Seafood Gumbo - cooking recipe

Ingredients
    1 1/2 lb. small-medium shrimp, raw
    5 crabs, cut in 1/2
    crab claws from crabs
    1/2 lb. crab meat (more if you wish)
    1 1/2 lb. chicken parts (necks or wingettes)
    1 1/2 lb. turkey necks
    2 1/2 lb. chicken gizzards
    1 lb. andouille sausage
    1 lb. hot sausage
    1 c. chopped onions
    1 c. chopped ribs celery
    1 c. roux (flour and cooking oil)
    1 Tbsp. Season-All
    1 Tbsp. crab boil
    3 tsp. garlic puree
    3 tsp. chopped parsley
    3 tsp. gumbo file
    5 qt. water
    salt
    red and black pepper
Preparation
    Wash and drain chicken and turkey parts.
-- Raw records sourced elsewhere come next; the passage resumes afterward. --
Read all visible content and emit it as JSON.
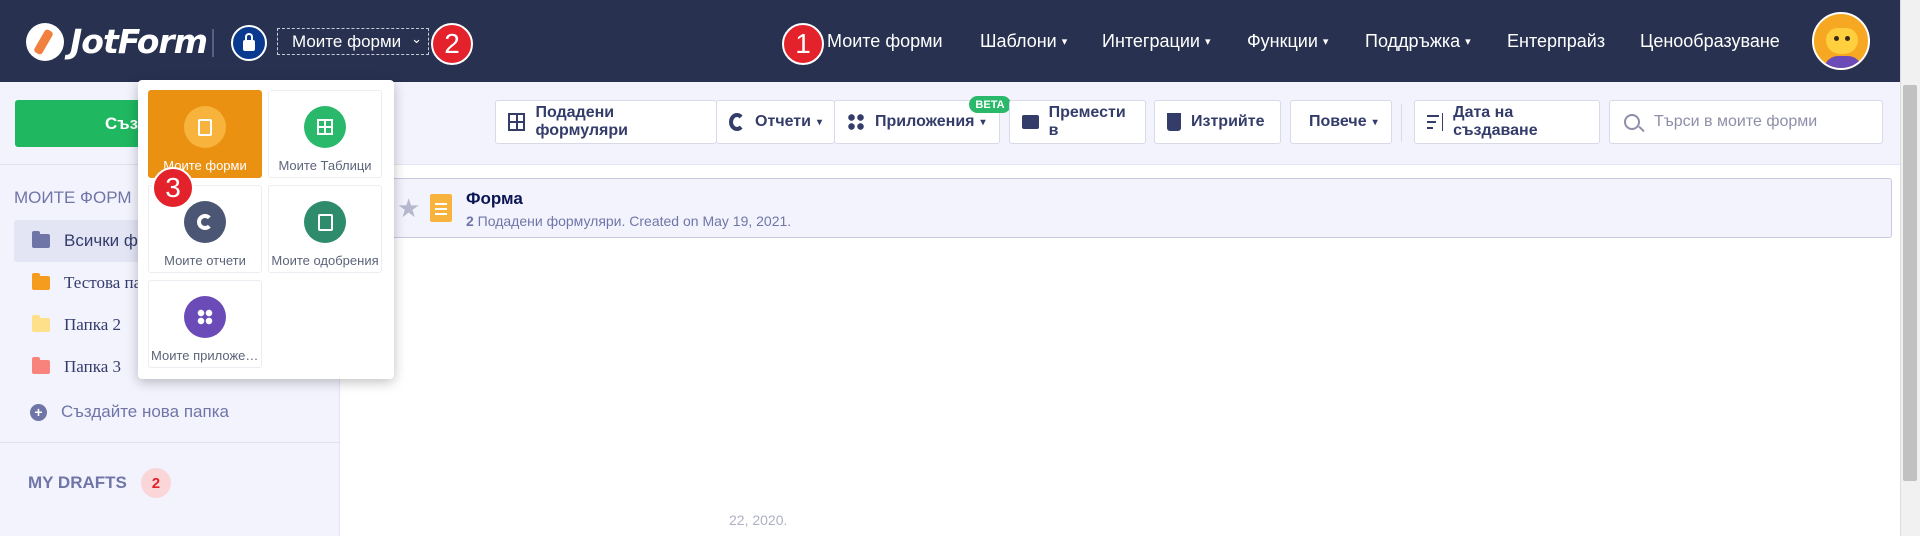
{
  "topbar": {
    "logo_text": "JotForm",
    "form_select_value": "Моите форми",
    "nav_items": [
      {
        "label": "Моите форми",
        "has_caret": false
      },
      {
        "label": "Шаблони",
        "has_caret": true
      },
      {
        "label": "Интеграции",
        "has_caret": true
      },
      {
        "label": "Функции",
        "has_caret": true
      },
      {
        "label": "Поддръжка",
        "has_caret": true
      },
      {
        "label": "Ентерпрайз",
        "has_caret": false
      },
      {
        "label": "Ценообразуване",
        "has_caret": false
      }
    ],
    "caret_glyph": "▾",
    "select_chevron": "⌄"
  },
  "steps": {
    "one": "1",
    "two": "2",
    "three": "3"
  },
  "sidebar": {
    "create_label": "Създ",
    "section_title": "МОИТЕ ФОРМ",
    "folders": [
      {
        "label": "Всички ф",
        "color": "#6f76a7"
      },
      {
        "label": "Тестова па",
        "color": "#f59b1d"
      },
      {
        "label": "Папка 2",
        "color": "#ffe08a"
      },
      {
        "label": "Папка 3",
        "color": "#f7837c"
      }
    ],
    "new_folder_label": "Създайте нова папка",
    "drafts_label": "MY DRAFTS",
    "drafts_count": "2"
  },
  "toolbar": {
    "submissions_label": "Подадени формуляри",
    "reports_label": "Отчети",
    "apps_label": "Приложения",
    "beta_label": "BETA",
    "move_label": "Премести в",
    "delete_label": "Изтрийте",
    "more_label": "Повече",
    "sort_label": "Дата на създаване",
    "search_placeholder": "Търси в моите форми"
  },
  "form_list": [
    {
      "title": "Форма",
      "count": "2",
      "subtitle_rest": " Подадени формуляри. Created on May 19, 2021."
    }
  ],
  "faint_text": "22, 2020.",
  "popup": {
    "tiles": [
      {
        "label": "Моите форми",
        "color": "#f8b33d",
        "icon": "doc-icon",
        "active": true
      },
      {
        "label": "Моите Таблици",
        "color": "#2ab86a",
        "icon": "table-icon",
        "active": false
      },
      {
        "label": "Моите отчети",
        "color": "#4b5674",
        "icon": "report-icon",
        "active": false
      },
      {
        "label": "Моите одобрения",
        "color": "#2e8b6b",
        "icon": "approval-icon",
        "active": false
      },
      {
        "label": "Моите приложения",
        "color": "#6b4bb8",
        "icon": "apps-icon",
        "active": false
      }
    ]
  },
  "colors": {
    "accent": "#283250",
    "brand_orange": "#ea9112",
    "step_red": "#e3222b",
    "create_green": "#1fb860"
  }
}
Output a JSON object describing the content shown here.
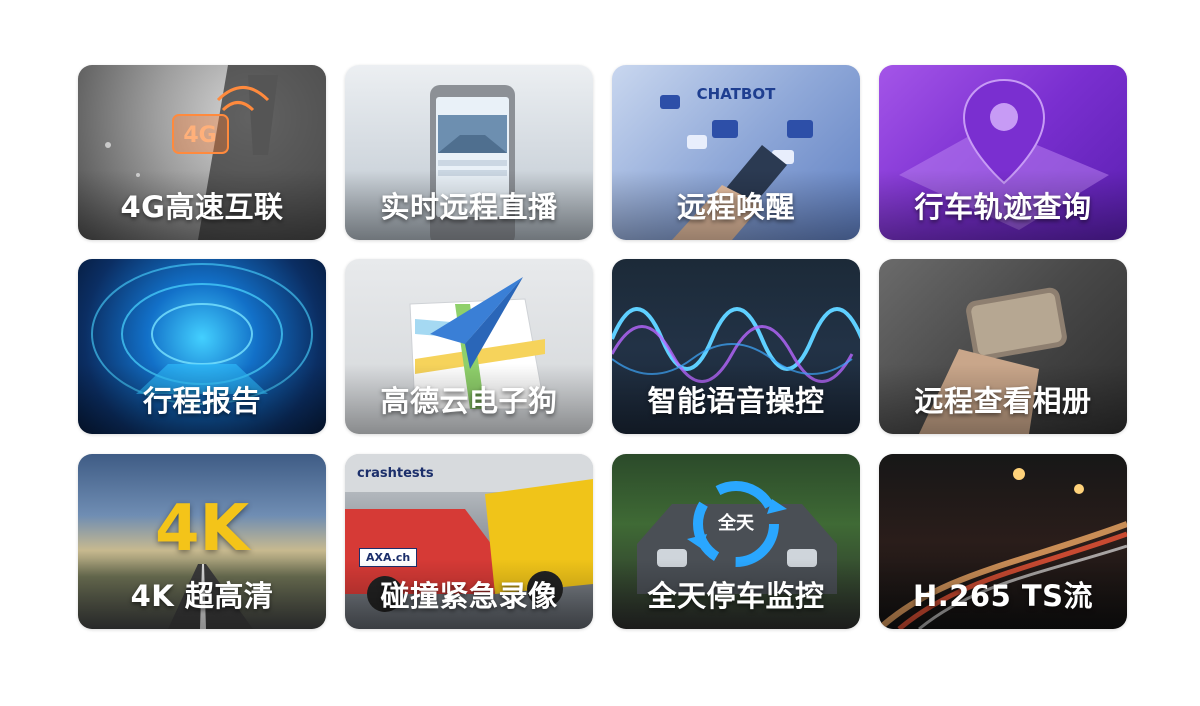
{
  "tiles": [
    {
      "label": "4G高速互联",
      "icon": "4g-signal-icon"
    },
    {
      "label": "实时远程直播",
      "icon": "phone-live-icon"
    },
    {
      "label": "远程唤醒",
      "icon": "chatbot-icon",
      "art_text": "CHATBOT"
    },
    {
      "label": "行车轨迹查询",
      "icon": "location-pin-icon"
    },
    {
      "label": "行程报告",
      "icon": "tunnel-icon"
    },
    {
      "label": "高德云电子狗",
      "icon": "paper-plane-map-icon"
    },
    {
      "label": "智能语音操控",
      "icon": "sound-wave-icon"
    },
    {
      "label": "远程查看相册",
      "icon": "phone-hand-icon"
    },
    {
      "label": "4K 超高清",
      "icon": "road-4k-icon",
      "art_text": "4K"
    },
    {
      "label": "碰撞紧急录像",
      "icon": "car-crash-icon",
      "art_text": "crashtests",
      "art_badge": "AXA.ch"
    },
    {
      "label": "全天停车监控",
      "icon": "parked-car-cycle-icon",
      "art_text": "全天"
    },
    {
      "label": "H.265 TS流",
      "icon": "night-traffic-icon"
    }
  ]
}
    Remove head and shells from shrimp.
    Put in cold water for later.
    Boil chicken gizzards in the gumbo pot.
    Add onion, celery, garlic, Season-All, salt and pepper.
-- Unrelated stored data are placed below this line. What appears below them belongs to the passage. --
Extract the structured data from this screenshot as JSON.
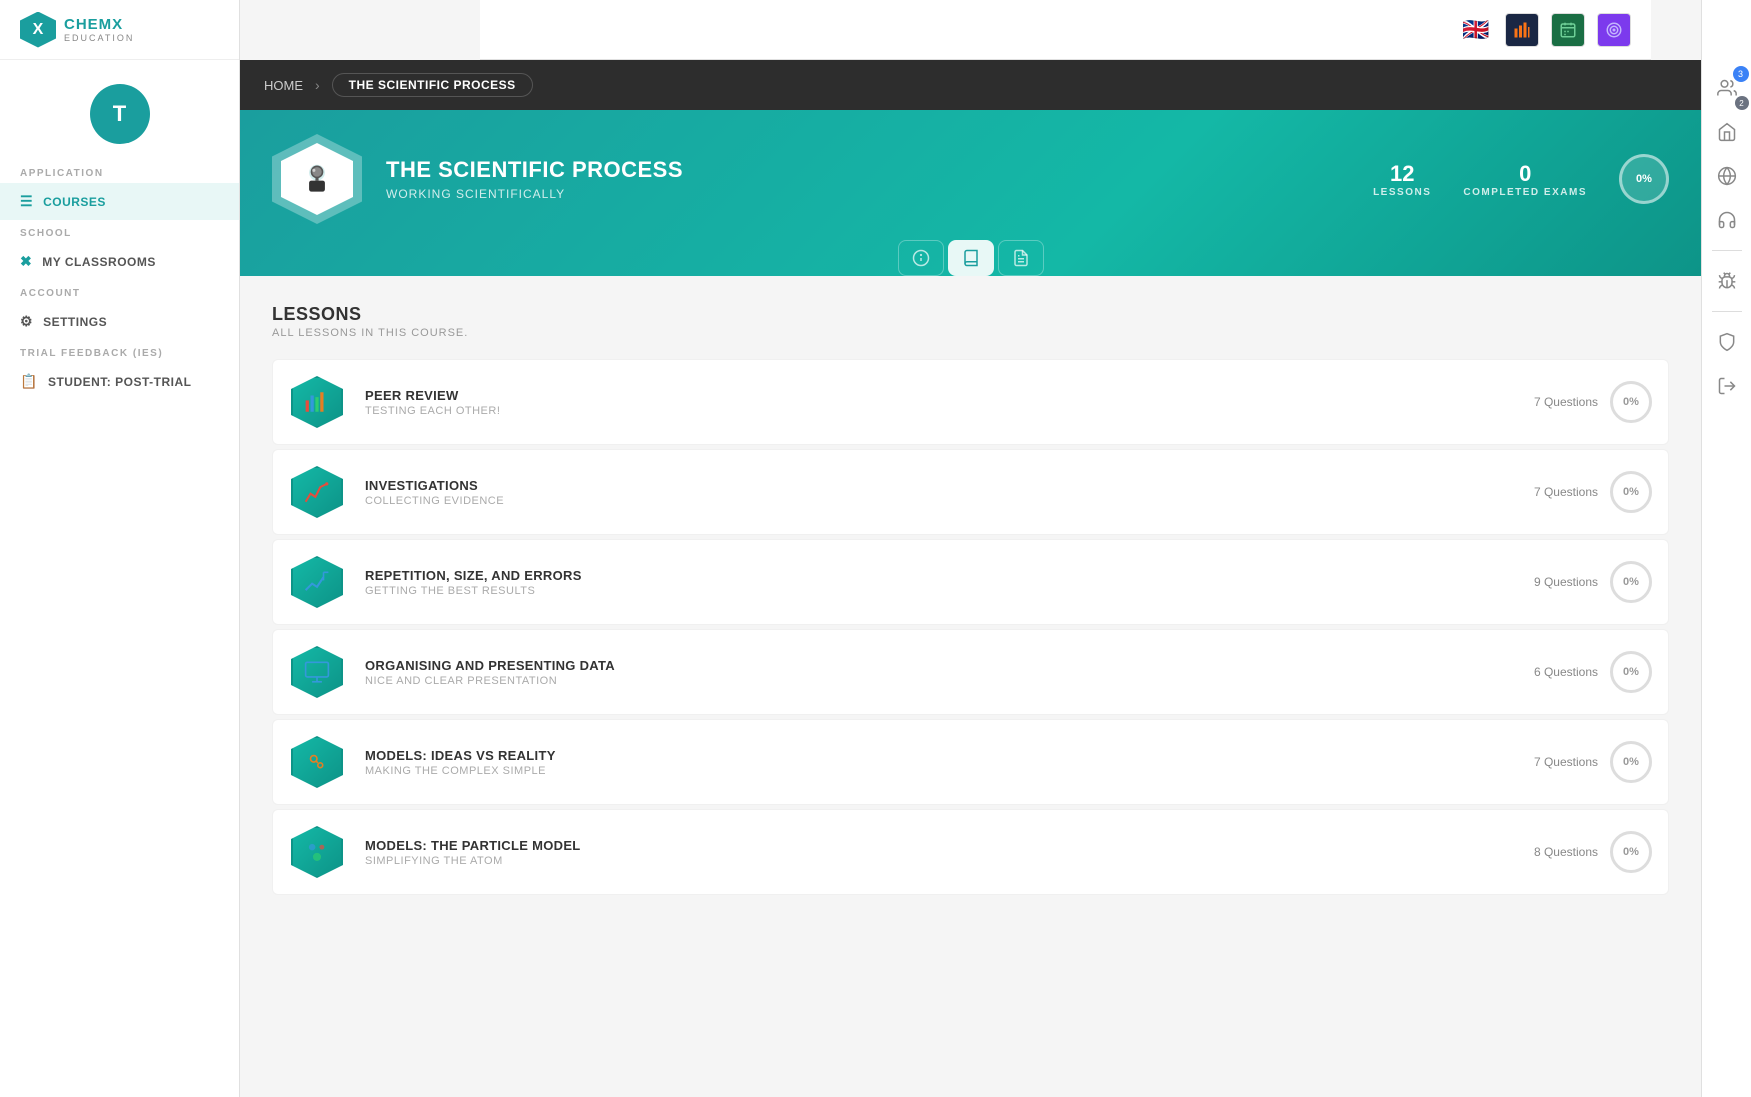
{
  "app": {
    "logo": {
      "x_letter": "X",
      "brand": "CHEMX",
      "tagline": "EDUCATION"
    },
    "avatar": {
      "letter": "T"
    }
  },
  "sidebar": {
    "sections": [
      {
        "label": "APPLICATION",
        "items": [
          {
            "id": "courses",
            "label": "COURSES",
            "icon": "📋",
            "active": true
          }
        ]
      },
      {
        "label": "SCHOOL",
        "items": [
          {
            "id": "my-classrooms",
            "label": "MY CLASSROOMS",
            "icon": "✖",
            "active": false
          }
        ]
      },
      {
        "label": "ACCOUNT",
        "items": [
          {
            "id": "settings",
            "label": "SETTINGS",
            "icon": "⚙",
            "active": false
          }
        ]
      },
      {
        "label": "TRIAL FEEDBACK (IES)",
        "items": [
          {
            "id": "student-post-trial",
            "label": "STUDENT: POST-TRIAL",
            "icon": "📋",
            "active": false
          }
        ]
      }
    ]
  },
  "breadcrumb": {
    "home": "HOME",
    "current": "THE SCIENTIFIC PROCESS"
  },
  "course": {
    "title": "THE SCIENTIFIC PROCESS",
    "subtitle": "WORKING SCIENTIFICALLY",
    "lessons_count": 12,
    "lessons_label": "LESSONS",
    "completed_exams": 0,
    "completed_exams_label": "COMPLETED EXAMS",
    "progress": "0%",
    "tabs": [
      {
        "id": "info",
        "icon": "ℹ",
        "active": false
      },
      {
        "id": "book",
        "icon": "📖",
        "active": true
      },
      {
        "id": "file",
        "icon": "📄",
        "active": false
      }
    ]
  },
  "lessons": {
    "title": "LESSONS",
    "subtitle": "ALL LESSONS IN THIS COURSE.",
    "items": [
      {
        "id": "peer-review",
        "name": "PEER REVIEW",
        "description": "TESTING EACH OTHER!",
        "questions": 7,
        "progress": "0%",
        "icon": "📊"
      },
      {
        "id": "investigations",
        "name": "INVESTIGATIONS",
        "description": "COLLECTING EVIDENCE",
        "questions": 7,
        "progress": "0%",
        "icon": "📈"
      },
      {
        "id": "repetition-size-errors",
        "name": "REPETITION, SIZE, AND ERRORS",
        "description": "GETTING THE BEST RESULTS",
        "questions": 9,
        "progress": "0%",
        "icon": "📉"
      },
      {
        "id": "organising-presenting-data",
        "name": "ORGANISING AND PRESENTING DATA",
        "description": "NICE AND CLEAR PRESENTATION",
        "questions": 6,
        "progress": "0%",
        "icon": "🖥"
      },
      {
        "id": "models-ideas-vs-reality",
        "name": "MODELS: IDEAS VS REALITY",
        "description": "MAKING THE COMPLEX SIMPLE",
        "questions": 7,
        "progress": "0%",
        "icon": "⚙"
      },
      {
        "id": "models-particle-model",
        "name": "MODELS: THE PARTICLE MODEL",
        "description": "SIMPLIFYING THE ATOM",
        "questions": 8,
        "progress": "0%",
        "icon": "🔬"
      }
    ],
    "questions_suffix": "Questions"
  },
  "topbar": {
    "icons": [
      "🌐🇬🇧",
      "📊",
      "🗓",
      "🎯"
    ]
  },
  "right_sidebar": {
    "icons": [
      {
        "id": "home",
        "symbol": "🏠"
      },
      {
        "id": "globe",
        "symbol": "🌐"
      },
      {
        "id": "headset",
        "symbol": "🎧"
      },
      {
        "id": "bug",
        "symbol": "🐛"
      },
      {
        "id": "shield",
        "symbol": "🛡"
      },
      {
        "id": "logout",
        "symbol": "🚪"
      }
    ],
    "badge_count_blue": "3",
    "badge_count_gray": "2"
  }
}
    Cook until the onion is clear.
    While the gizzards are boiling, slightly brown all meats.
    Place the meats aside for later.
    Now make a roux by browning flour in cooking oil in another skillet.
    Do not overbrown roux.
    If it is too dark, discard and make again, stopping when it is a golden brown.